If the file have the content like this:

<html>
<head><title>404 Not Found</title></head>
<body bgcolor="white">
<center><h1>404 Not Found</h1></center>
<hr><center>nginx</center>
</body>
</html>

It implys that sbt-launch-0.13.7.jar is not downloaded. Then open sbt-launch-lib.bash in the same directory,check the line 41 and 42, it gives two urls. Open it to check if they work well.

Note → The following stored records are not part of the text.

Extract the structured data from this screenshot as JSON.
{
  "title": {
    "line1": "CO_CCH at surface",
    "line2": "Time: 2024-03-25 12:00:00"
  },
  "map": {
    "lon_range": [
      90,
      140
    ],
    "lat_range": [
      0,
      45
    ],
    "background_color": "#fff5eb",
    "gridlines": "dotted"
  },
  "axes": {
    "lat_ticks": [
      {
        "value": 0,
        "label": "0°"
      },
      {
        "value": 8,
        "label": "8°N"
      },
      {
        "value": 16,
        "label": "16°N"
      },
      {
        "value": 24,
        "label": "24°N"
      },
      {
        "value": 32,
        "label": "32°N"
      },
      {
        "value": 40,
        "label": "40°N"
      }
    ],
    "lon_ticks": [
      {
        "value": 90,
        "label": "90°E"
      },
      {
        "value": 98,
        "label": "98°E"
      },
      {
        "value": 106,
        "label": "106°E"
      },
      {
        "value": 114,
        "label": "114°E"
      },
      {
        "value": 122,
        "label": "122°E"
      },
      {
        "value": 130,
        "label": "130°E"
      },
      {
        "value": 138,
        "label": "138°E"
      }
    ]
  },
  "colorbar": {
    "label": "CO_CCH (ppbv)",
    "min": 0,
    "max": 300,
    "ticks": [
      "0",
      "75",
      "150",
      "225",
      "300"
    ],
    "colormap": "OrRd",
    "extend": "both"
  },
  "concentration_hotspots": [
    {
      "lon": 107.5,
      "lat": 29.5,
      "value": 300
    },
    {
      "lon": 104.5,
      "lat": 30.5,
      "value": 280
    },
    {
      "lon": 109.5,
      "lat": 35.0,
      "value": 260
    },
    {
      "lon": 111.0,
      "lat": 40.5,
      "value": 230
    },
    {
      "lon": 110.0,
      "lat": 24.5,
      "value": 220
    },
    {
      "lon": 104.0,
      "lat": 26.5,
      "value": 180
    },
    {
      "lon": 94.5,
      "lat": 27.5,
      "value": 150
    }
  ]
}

If url1 doesn't work,download the sbt-launch.jar manually(you can use url2, it may works,or you can download from sbt official website), put it in the same directory, rename it to sbt-launch-0.13.7.jar, then you shoud comment lines in relation to the downloading(may be between line 47 and 68), avoid the script download it again. Like this:

acquire_sbt_jar () {
  SBT_VERSION=`awk -F "=" '/sbt\.version/ {print $2}'    ./project/build.properties`
  URL1=http://repo.typesafe.com/typesafe/ivy-releases/org.scala-sbt/sbt-launch/${SBT_VERSION}/sbt-launch.jar
  URL2=http://repo.typesafe.com/typesafe/ivy-releases/org.scala-sbt/sbt-launch/${SBT_VERSION}/sbt-launch.jar
  JAR=build/sbt-launch-${SBT_VERSION}.jar

  sbt_jar=$JAR

 # if [[ ! -f "$sbt_jar" ]]; then
 #   # Download sbt launch jar if it hasn't been downloaded yet
 #   if [ ! -f "${JAR}" ]; then
 #   # Download
 #   printf "Attempting to fetch sbt\n"
 #   JAR_DL="${JAR}.part"
 #   if [ $(command -v curl) ]; then
 #     (curl --silent ${URL1} > "${JAR_DL}" || curl --silent ${URL2} > "${JAR_DL}") && mv "${JAR_DL}" "${JAR}"
 #   elif [ $(command -v wget) ]; then
 #     (wget --quiet ${URL1} -O "${JAR_DL}" || wget --quiet ${URL2} -O "${JAR_DL}") && mv "${JAR_DL}" "${JAR}"
 #   else
 #     printf "You do not have curl or wget installed, please install sbt manually from http://www.scala-sbt.org/\n"
 #     exit -1
 #   fi
 #   fi
 #   if [ ! -f "${JAR}" ]; then
 #   # We failed to download
 #   printf "Our attempt to download sbt locally to ${JAR} failed. Please install sbt manually from http://www.scala-sbt.org/\n"
 #   exit -1
 #   fi
 #   printf "Launching sbt from ${JAR}\n"
 # fi
 }

Then use "build/sbt assembly" to build the spark again.

Hope you will succeed.

If I didn't express clearly, the following links may be helpful.

https://www.mail-archive.com/[email protected]/msg34358.html

Error: Invalid or corrupt jarfile sbt/sbt-launch-0.13.5.jar the answer by prabeesh

https://groups.google.com/forum/#!topic/predictionio-user/fllCh8n-0d4

0
Sandeep Mishra On

Download the sbt-launch.jar file manually (you can use url2, it may work, or you can download from the sbt official website), put it in the same directory, rename it to sbt-launch-0.13.7.jar, then run the sbt/sbt assembly command.